Tucked in the southern part of Nairobi (Kenya’s capital), Nairobi National Park is the only park found in the city. Established in 1946, this protected area was the first in Kenya and East Africa. The south of present day Nairobi and the Athi plains were gifted with variety of Wildlife in the late 19th century.
The Nomadic Masai lived and herded their cattle within the Park’s areas whilst the Kikuyu people farmed the forested highlands above Nairobi city.
These people were usually very alert with guns to protect themselves from the dangerous wild animals. People were evacuated from their lands due to increase in the number of farms and livestock, later the Park was created.

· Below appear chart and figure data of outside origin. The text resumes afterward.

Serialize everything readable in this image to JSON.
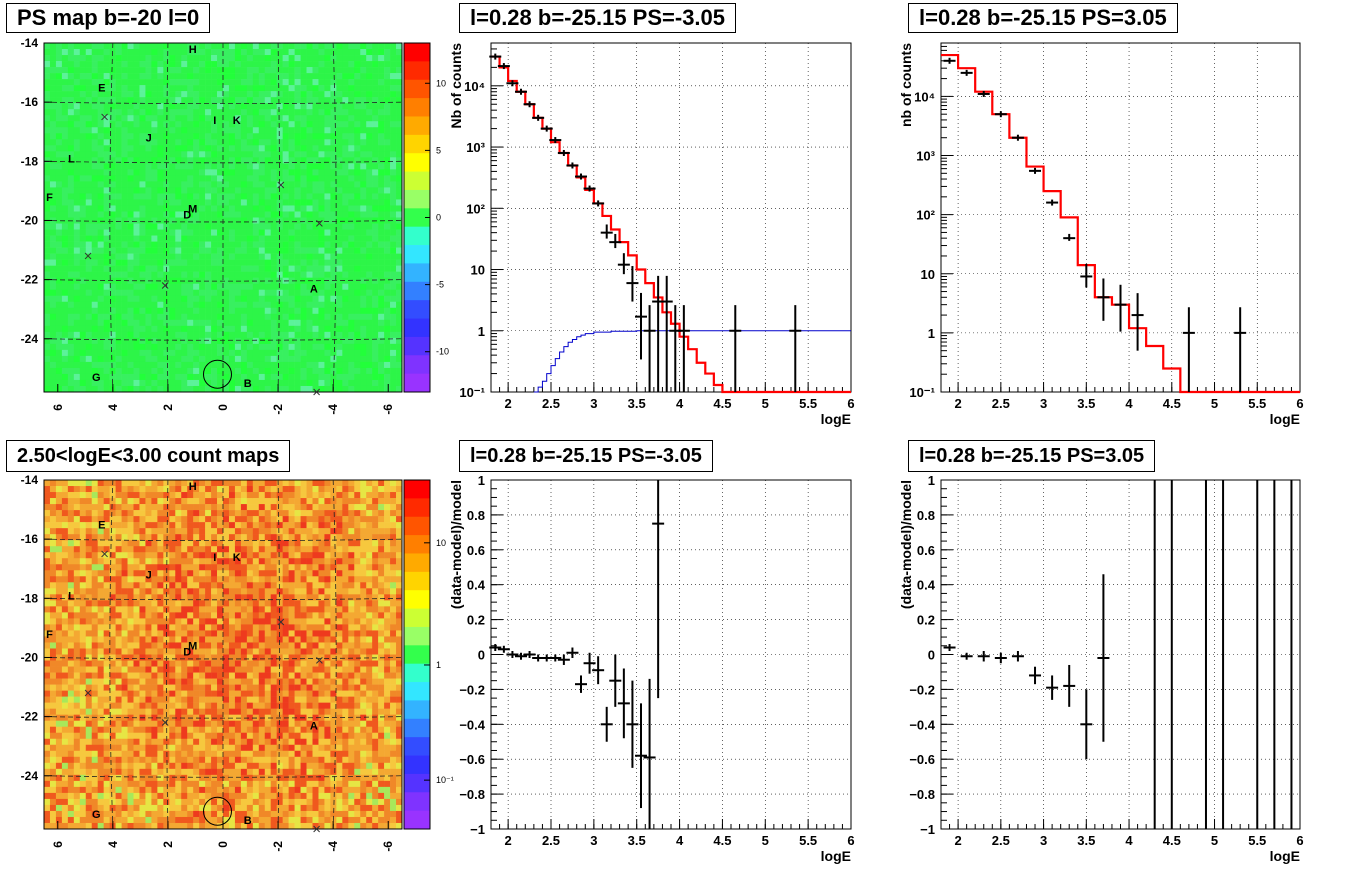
{
  "chart_data": [
    {
      "type": "heatmap",
      "title": "PS map b=-20 l=0",
      "x_ticks": [
        "6",
        "4",
        "2",
        "0",
        "-2",
        "-4",
        "-6"
      ],
      "y_ticks": [
        "-14",
        "-16",
        "-18",
        "-20",
        "-22",
        "-24"
      ],
      "x_range": [
        6.5,
        -6.5
      ],
      "y_range": [
        -25.8,
        -14
      ],
      "colorbar_ticks": [
        "10",
        "5",
        "0",
        "-5",
        "-10"
      ],
      "colorbar_range": [
        -13,
        13
      ],
      "colors": {
        "background": "#33ff4c",
        "palette": "rainbow"
      },
      "sources": [
        {
          "label": "H",
          "l": 1.1,
          "b": -14.2
        },
        {
          "label": "E",
          "l": 4.4,
          "b": -15.5
        },
        {
          "label": "I",
          "l": 0.3,
          "b": -16.6
        },
        {
          "label": "K",
          "l": -0.5,
          "b": -16.6
        },
        {
          "label": "J",
          "l": 2.7,
          "b": -17.2
        },
        {
          "label": "L",
          "l": 5.5,
          "b": -17.9
        },
        {
          "label": "F",
          "l": 6.3,
          "b": -19.2
        },
        {
          "label": "M",
          "l": 1.1,
          "b": -19.6
        },
        {
          "label": "D",
          "l": 1.3,
          "b": -19.8
        },
        {
          "label": "A",
          "l": -3.3,
          "b": -22.3
        },
        {
          "label": "G",
          "l": 4.6,
          "b": -25.3
        },
        {
          "label": "B",
          "l": -0.9,
          "b": -25.5
        }
      ],
      "crosses": [
        {
          "l": 4.3,
          "b": -16.5
        },
        {
          "l": -2.1,
          "b": -18.8
        },
        {
          "l": -3.5,
          "b": -20.1
        },
        {
          "l": 4.9,
          "b": -21.2
        },
        {
          "l": 2.1,
          "b": -22.2
        },
        {
          "l": -3.4,
          "b": -25.8
        }
      ],
      "circle": {
        "l": 0.2,
        "b": -25.2
      }
    },
    {
      "type": "line",
      "title": "l=0.28 b=-25.15 PS=-3.05",
      "xlabel": "logE",
      "ylabel": "Nb of counts",
      "xlim": [
        1.8,
        6
      ],
      "ylim": [
        0.1,
        50000
      ],
      "yscale": "log",
      "x_ticks": [
        "2",
        "2.5",
        "3",
        "3.5",
        "4",
        "4.5",
        "5",
        "5.5",
        "6"
      ],
      "y_ticks": [
        "10⁴",
        "10³",
        "10²",
        "10",
        "1",
        "10⁻¹"
      ],
      "grid": true,
      "series": [
        {
          "kind": "step",
          "color": "#ff0000",
          "x": [
            1.8,
            1.9,
            2.0,
            2.1,
            2.2,
            2.3,
            2.4,
            2.5,
            2.6,
            2.7,
            2.8,
            2.9,
            3.0,
            3.1,
            3.2,
            3.3,
            3.4,
            3.5,
            3.6,
            3.7,
            3.8,
            3.9,
            4.0,
            4.1,
            4.2,
            4.3,
            4.4,
            4.5,
            4.6,
            4.7,
            4.8,
            4.9,
            5.0,
            5.2,
            5.4,
            5.6,
            5.8,
            6.0
          ],
          "y": [
            30000,
            20000,
            12000,
            8000,
            5000,
            3000,
            2000,
            1200,
            800,
            500,
            320,
            200,
            120,
            75,
            45,
            28,
            17,
            10,
            6,
            3.5,
            2,
            1.3,
            0.8,
            0.5,
            0.3,
            0.2,
            0.13,
            0.1,
            0.1,
            0.1,
            0.1,
            0.1,
            0.1,
            0.1,
            0.1,
            0.1,
            0.1,
            0.1
          ]
        },
        {
          "kind": "step",
          "color": "#0000cc",
          "x": [
            2.3,
            2.35,
            2.4,
            2.45,
            2.5,
            2.55,
            2.6,
            2.65,
            2.7,
            2.75,
            2.8,
            2.85,
            2.9,
            3.0,
            3.2,
            3.5,
            4.0,
            5.0,
            6.0
          ],
          "y": [
            0.1,
            0.12,
            0.15,
            0.2,
            0.27,
            0.35,
            0.45,
            0.55,
            0.65,
            0.72,
            0.8,
            0.85,
            0.9,
            0.95,
            0.98,
            1.0,
            1.0,
            1.0,
            1.0
          ]
        },
        {
          "kind": "points",
          "color": "#000000",
          "x": [
            1.85,
            1.95,
            2.05,
            2.15,
            2.25,
            2.35,
            2.45,
            2.55,
            2.65,
            2.75,
            2.85,
            2.95,
            3.05,
            3.15,
            3.25,
            3.35,
            3.45,
            3.55,
            3.65,
            3.75,
            3.85,
            3.95,
            4.05,
            4.65,
            5.35
          ],
          "y": [
            30000,
            21000,
            11000,
            8000,
            5000,
            3000,
            2000,
            1300,
            800,
            500,
            330,
            210,
            120,
            40,
            28,
            12,
            6,
            1.7,
            1,
            3,
            3,
            1,
            1,
            1,
            1
          ],
          "err": [
            0,
            0,
            0,
            0,
            0,
            0,
            0,
            0,
            0,
            0,
            0,
            0,
            0,
            0.2,
            0.2,
            0.3,
            0.5,
            0.8,
            0.9,
            0.9,
            0.9,
            0.9,
            0.9,
            0.9,
            0.9
          ]
        }
      ]
    },
    {
      "type": "line",
      "title": "l=0.28 b=-25.15 PS=3.05",
      "xlabel": "logE",
      "ylabel": "nb of counts",
      "xlim": [
        1.8,
        6
      ],
      "ylim": [
        0.1,
        80000
      ],
      "yscale": "log",
      "x_ticks": [
        "2",
        "2.5",
        "3",
        "3.5",
        "4",
        "4.5",
        "5",
        "5.5",
        "6"
      ],
      "y_ticks": [
        "10⁴",
        "10³",
        "10²",
        "10",
        "1",
        "10⁻¹"
      ],
      "grid": true,
      "series": [
        {
          "kind": "step",
          "color": "#ff0000",
          "x": [
            1.8,
            2.0,
            2.2,
            2.4,
            2.6,
            2.8,
            3.0,
            3.2,
            3.4,
            3.6,
            3.8,
            4.0,
            4.2,
            4.4,
            4.6,
            4.8,
            5.0,
            5.2,
            5.4,
            5.6,
            5.8,
            6.0
          ],
          "y": [
            50000,
            30000,
            12000,
            5000,
            2000,
            650,
            250,
            90,
            14,
            4,
            3,
            1.2,
            0.6,
            0.25,
            0.1,
            0.1,
            0.1,
            0.1,
            0.1,
            0.1,
            0.1,
            0.1
          ]
        },
        {
          "kind": "points",
          "color": "#000000",
          "x": [
            1.9,
            2.1,
            2.3,
            2.5,
            2.7,
            2.9,
            3.1,
            3.3,
            3.5,
            3.7,
            3.9,
            4.1,
            4.7,
            5.3
          ],
          "y": [
            40000,
            25000,
            11000,
            5000,
            2000,
            550,
            160,
            40,
            9,
            4,
            3,
            2,
            1,
            1
          ],
          "err": [
            0,
            0,
            0,
            0,
            0,
            0,
            0,
            0.1,
            0.35,
            0.6,
            0.65,
            0.75,
            0.95,
            0.95
          ]
        }
      ]
    },
    {
      "type": "heatmap",
      "title": "2.50<logE<3.00 count maps",
      "x_ticks": [
        "6",
        "4",
        "2",
        "0",
        "-2",
        "-4",
        "-6"
      ],
      "y_ticks": [
        "-14",
        "-16",
        "-18",
        "-20",
        "-22",
        "-24"
      ],
      "x_range": [
        6.5,
        -6.5
      ],
      "y_range": [
        -25.8,
        -14
      ],
      "colorbar_ticks": [
        "10",
        "1",
        "10⁻¹"
      ],
      "colorbar_scale": "log",
      "colors": {
        "background": "#f0a030",
        "palette": "rainbow"
      },
      "sources": [
        {
          "label": "H",
          "l": 1.1,
          "b": -14.2
        },
        {
          "label": "E",
          "l": 4.4,
          "b": -15.5
        },
        {
          "label": "I",
          "l": 0.3,
          "b": -16.6
        },
        {
          "label": "K",
          "l": -0.5,
          "b": -16.6
        },
        {
          "label": "J",
          "l": 2.7,
          "b": -17.2
        },
        {
          "label": "L",
          "l": 5.5,
          "b": -17.9
        },
        {
          "label": "F",
          "l": 6.3,
          "b": -19.2
        },
        {
          "label": "M",
          "l": 1.1,
          "b": -19.6
        },
        {
          "label": "D",
          "l": 1.3,
          "b": -19.8
        },
        {
          "label": "A",
          "l": -3.3,
          "b": -22.3
        },
        {
          "label": "G",
          "l": 4.6,
          "b": -25.3
        },
        {
          "label": "B",
          "l": -0.9,
          "b": -25.5
        }
      ],
      "crosses": [
        {
          "l": 4.3,
          "b": -16.5
        },
        {
          "l": -2.1,
          "b": -18.8
        },
        {
          "l": -3.5,
          "b": -20.1
        },
        {
          "l": 4.9,
          "b": -21.2
        },
        {
          "l": 2.1,
          "b": -22.2
        },
        {
          "l": -3.4,
          "b": -25.8
        }
      ],
      "circle": {
        "l": 0.2,
        "b": -25.2
      }
    },
    {
      "type": "scatter",
      "title": "l=0.28 b=-25.15 PS=-3.05",
      "xlabel": "logE",
      "ylabel": "(data-model)/model",
      "xlim": [
        1.8,
        6
      ],
      "ylim": [
        -1,
        1
      ],
      "x_ticks": [
        "2",
        "2.5",
        "3",
        "3.5",
        "4",
        "4.5",
        "5",
        "5.5",
        "6"
      ],
      "y_ticks": [
        "1",
        "0.8",
        "0.6",
        "0.4",
        "0.2",
        "0",
        "−0.2",
        "−0.4",
        "−0.6",
        "−0.8",
        "−1"
      ],
      "grid": true,
      "series": [
        {
          "kind": "points",
          "color": "#000000",
          "x": [
            1.85,
            1.95,
            2.05,
            2.15,
            2.25,
            2.35,
            2.45,
            2.55,
            2.65,
            2.75,
            2.85,
            2.95,
            3.05,
            3.15,
            3.25,
            3.35,
            3.45,
            3.55,
            3.65,
            3.75
          ],
          "y": [
            0.04,
            0.03,
            0.0,
            -0.01,
            0.0,
            -0.02,
            -0.02,
            -0.02,
            -0.03,
            0.01,
            -0.17,
            -0.05,
            -0.09,
            -0.4,
            -0.15,
            -0.28,
            -0.4,
            -0.58,
            -0.59,
            0.75
          ],
          "err": [
            0.02,
            0.02,
            0.02,
            0.02,
            0.02,
            0.02,
            0.02,
            0.02,
            0.03,
            0.03,
            0.05,
            0.06,
            0.08,
            0.1,
            0.15,
            0.2,
            0.25,
            0.3,
            0.45,
            1.0
          ]
        }
      ]
    },
    {
      "type": "scatter",
      "title": "l=0.28 b=-25.15 PS=3.05",
      "xlabel": "logE",
      "ylabel": "(data-model)/model",
      "xlim": [
        1.8,
        6
      ],
      "ylim": [
        -1,
        1
      ],
      "x_ticks": [
        "2",
        "2.5",
        "3",
        "3.5",
        "4",
        "4.5",
        "5",
        "5.5",
        "6"
      ],
      "y_ticks": [
        "1",
        "0.8",
        "0.6",
        "0.4",
        "0.2",
        "0",
        "−0.2",
        "−0.4",
        "−0.6",
        "−0.8",
        "−1"
      ],
      "grid": true,
      "series": [
        {
          "kind": "points",
          "color": "#000000",
          "x": [
            1.9,
            2.1,
            2.3,
            2.5,
            2.7,
            2.9,
            3.1,
            3.3,
            3.5,
            3.7
          ],
          "y": [
            0.04,
            -0.01,
            -0.01,
            -0.02,
            -0.01,
            -0.12,
            -0.19,
            -0.18,
            -0.4,
            -0.02
          ],
          "err": [
            0.02,
            0.02,
            0.03,
            0.03,
            0.03,
            0.05,
            0.07,
            0.12,
            0.2,
            0.48
          ]
        },
        {
          "kind": "vlines",
          "color": "#000000",
          "x": [
            4.3,
            4.5,
            4.9,
            5.1,
            5.5,
            5.7,
            5.9
          ]
        }
      ]
    }
  ]
}
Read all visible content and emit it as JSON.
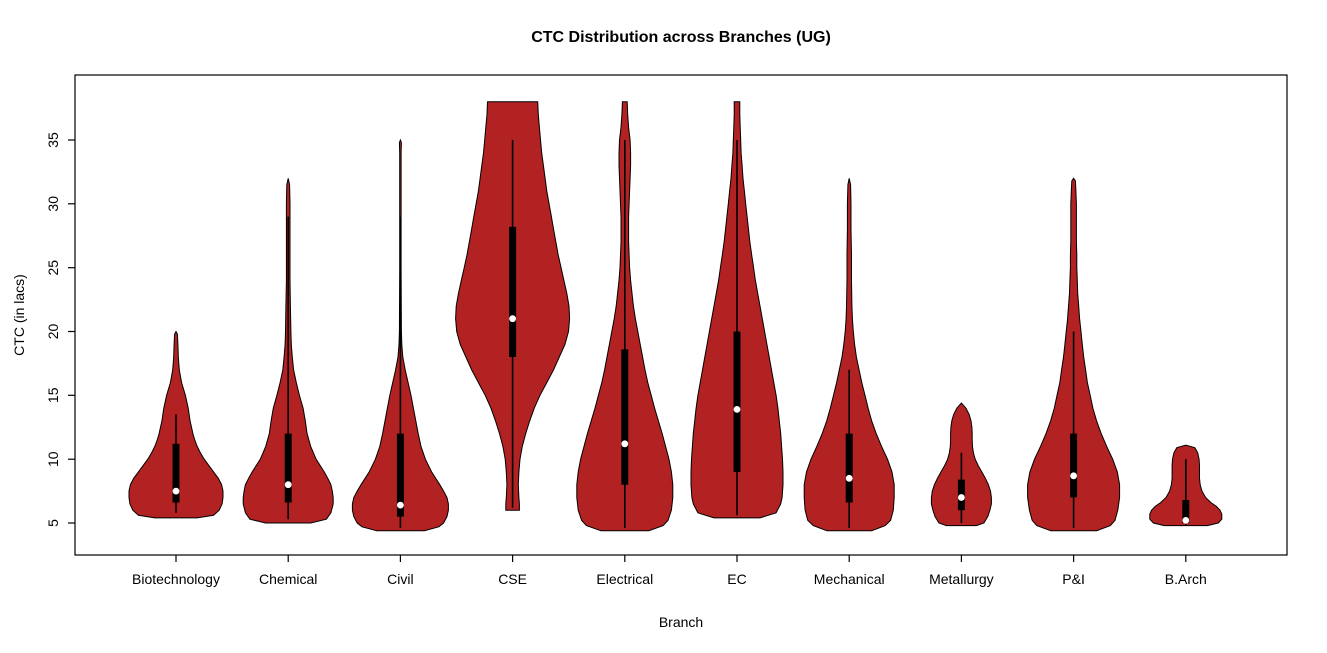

Nairobi is characterized by a dry climate and its altitude ranges between 1533 and 1760m. Usually the Nairobi is very dry and hot between January and March, April – June is a bit hot and wet and then from July to October it is just warm and wet.
Additionally Nairobi National Park covers a total area of 117.21 square kilometers and it has an electric fence along the west, east and northern boundaries.
The Park’s southern boundary is formed by River Mbagathi and it is open to the Anthi Kapiti Plains and the Kitengela Conservation Area.
To add on, Nairobi National Park defines itself with a unique vegetation that is predominated by open grass plain, Acacia bushes and highland dry forests. In the south of the Park, there is a riverine forest along the permanent river.
How to get there
By road the distance from Nairobi is about 10km up to this Park and those who go by plane set off from Jomo Kenyatta International Airport or Wilson Airport.
Nairobi National Park has seven gates in total and two are used for KWS services only (KWS headquarters). Other gates for visitors’ access are Maasai gate, Mbagathi, Banda and Maasai gate.
Attractions in the Park.
Although it’s situated just within the city, Nairobi National Park has a large population of Wildlife. Wildebeest and Zebras are found in the migration corridor to the south of the Park and the Kitengela conservation area. These animals usually disperse over the plains during the rainy season and return to the park in the dry season.
The best time to visit this Park for Wildlife is the dry season. Animals usually concentrate in the Park areas for pasture when the areas outside the Park are dried up. Small dams built along the Mbagathi River are major water sources and attract thousands of water dependents during the dry season.
Moreover, Nairobi National Park is a great habitat to over 500 species of birds plus the migrant birds. Some of these birds are Croaking Cisticola, Desert Cisticola, Speke’s Weaver, Secretary bird, Northern Pied Babbler, Pangani Longclaw, African Quail-finch, Zebra Waxbill, Kori Bustard, Saddle-billed Stork, Yellow-throated Sand grouse, Martial Eagle, African Crowned Eagle, Lappet-faced Vulture, Violet Wood-hoopoe and Nairobi Pipit.
The Ivory Burning Site Monument
Just on the northwestern end of Nairobi National Park is this Ivory Burning Site Monument. It is located within a walking distance from Nagolomon reservoir.
This area is where the former president of Kenya Daniel Arap Moi set fire to over 2000 elephant tusks that were worth three million dollars. This action by the present was meant to show the commitment to save the African Elephants from massive slaughter by poachers.
Animal Orphanage Centre.
This is one of Kenya’s most known Rhino Sanctuaries. It is run by the David Sheldrick Trust. This protected area hand rears the orphaned elephants and rhinoceros calves and after distribute them to numerous sanctuaries in the country.
What to do in the Park.
There is no better way you can take in Nairobi National Park’s rich Wildlife than game driving. This Park is gifted with variety of wild animals and most of them are common during the game drives. This activity takes about 2-3 hours and animals that can be seen include baboon, eastern black rhino, gazelle, Cheetah, Grant’s Zebra, Masai giraffe, ostrich, Cape buffalo, African leopard, Impala and lions.
Visit the Animal Orphanage Centre
This sanctuary is located close to the Park’s main gate. It was established in 1963 by Daphne Sheldrick after the death of her husband David Sheldrick who was the anti-poaching warden in Tsavo National Park. On your visit, you will have to see the orphaned animals as they enjoy their habitats.
Over 500 species of birds breathe life in Nairobi National Park. Birders usually see some of the eight species of Kenya Mountains endemic birds, 25 species of the 67 African highlands biome and 27 species of the 94 Somali-Masai biome. It is a full day activity carried out along the water bodies, forests and savannah plains of the Park.
Other captivating activities in the Park include Picnicking, nature walk, stargazing and events in the wild.